D’une minute à l’autre

 

A force d’avoir tout tout de suite tout le temps à portée de main, nous n’avons plus aucune patience. Heureusement, « d’une minute à l’autre » est là pour nous scotcher.

Mais revenons à nos moutons, moutons.

Pour mieux faire sentir l’imminence de l’événement, le journaleux dépêché sur place multiplie les « d’une minute à l’autre ». Malgré tous ses efforts, il n’y a aucun suspense : l’événement finit toujours par se produire. Généralement dès que le journaleux rend l’antenne.

Mais il y a pire : grammaticalement, la locution rappelle le passage « du coq à l’âne ». Or, on ne « passe » pas « d’une minute à l’autre ». Ou alors sans le faire exprès, quand l’action est à cheval sur deux minutes (ou unités temporelles successives).

 

Au lieu de faire la moue, remplacez minute par nuit.
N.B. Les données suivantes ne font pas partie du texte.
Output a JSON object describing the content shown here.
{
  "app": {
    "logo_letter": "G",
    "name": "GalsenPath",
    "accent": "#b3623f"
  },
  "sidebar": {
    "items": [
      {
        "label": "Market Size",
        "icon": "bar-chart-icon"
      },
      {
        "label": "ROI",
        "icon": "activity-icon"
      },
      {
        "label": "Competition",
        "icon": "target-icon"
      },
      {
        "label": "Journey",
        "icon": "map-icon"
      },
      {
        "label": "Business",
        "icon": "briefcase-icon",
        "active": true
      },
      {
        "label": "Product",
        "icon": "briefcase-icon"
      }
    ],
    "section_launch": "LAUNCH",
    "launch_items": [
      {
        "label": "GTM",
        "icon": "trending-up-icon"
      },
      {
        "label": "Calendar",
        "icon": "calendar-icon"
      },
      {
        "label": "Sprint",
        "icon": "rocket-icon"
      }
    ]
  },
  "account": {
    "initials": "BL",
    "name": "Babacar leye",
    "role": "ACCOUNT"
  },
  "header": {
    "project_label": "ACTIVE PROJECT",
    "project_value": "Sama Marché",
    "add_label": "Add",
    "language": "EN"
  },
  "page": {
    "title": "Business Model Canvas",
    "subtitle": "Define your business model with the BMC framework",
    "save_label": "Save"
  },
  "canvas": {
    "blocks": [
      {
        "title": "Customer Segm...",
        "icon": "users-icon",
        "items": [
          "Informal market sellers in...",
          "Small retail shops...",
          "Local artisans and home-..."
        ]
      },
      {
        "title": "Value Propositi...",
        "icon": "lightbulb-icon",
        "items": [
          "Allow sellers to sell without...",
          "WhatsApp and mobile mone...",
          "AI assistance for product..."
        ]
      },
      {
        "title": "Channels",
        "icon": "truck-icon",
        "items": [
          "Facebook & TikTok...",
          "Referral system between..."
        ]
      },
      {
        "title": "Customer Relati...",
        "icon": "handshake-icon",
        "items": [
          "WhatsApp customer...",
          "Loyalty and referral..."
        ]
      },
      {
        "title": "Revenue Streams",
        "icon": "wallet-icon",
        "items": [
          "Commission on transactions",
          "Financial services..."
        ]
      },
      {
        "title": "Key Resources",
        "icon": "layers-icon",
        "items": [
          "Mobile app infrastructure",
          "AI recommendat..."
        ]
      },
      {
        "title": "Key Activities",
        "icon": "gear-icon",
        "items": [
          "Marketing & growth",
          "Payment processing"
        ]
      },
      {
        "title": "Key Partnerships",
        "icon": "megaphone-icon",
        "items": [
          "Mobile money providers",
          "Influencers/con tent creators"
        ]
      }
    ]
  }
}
Vous pouvez toujours guetter le verdict, la prise de parole du candidat ou le lancement de la fusée. Les nuits étant interrompues par des jours, « d’une nuit à l’autre » électrise déjà moins les foules.

 

Alors que quand vous entendez retentir « d’une minute à l’autre », vous prenez vos dispositions pour être là au moment où ça commence. Qui est contenu dans une seule minute. Et même une seule seconde.

D’ailleurs, plus vous raccourcissez les intervalles, moins vous oserez quitter la pièce, de peur de tout louper :

d’une seconde à l’autre.

Et pourquoi pas

d’un centième à l’autre,

histoire de retenir tout à fait votre souffle ?

 

A l’extérieur, le journaleux ne connaît pas avec précision la minute fatidique. Si on ne lui en tient pas rigueur, il en va tout autrement de sa manie de meubler. C’est une question de minutes avant qu’on ne lui fasse bouffer son micro.
D’un bout à l’autre.

Merci de votre attention.

 

It’s too late

 

L’humanité se divise en deux camps : les ponctuels qui tueraient père et mère pour être à l’heure et les autres. Arriver « souvent » en retard n’existe pas : soit jamais, soit toujours, point de demi-mesure.

Mais revenons à nos moutons, moutons.

Les premiers, que cette perspective mortifie, ont un truc bien à eux : ils partent en avance. Au minimum se fixent-ils une heure qui leur garantisse à tout coup de débarouler dans les temps.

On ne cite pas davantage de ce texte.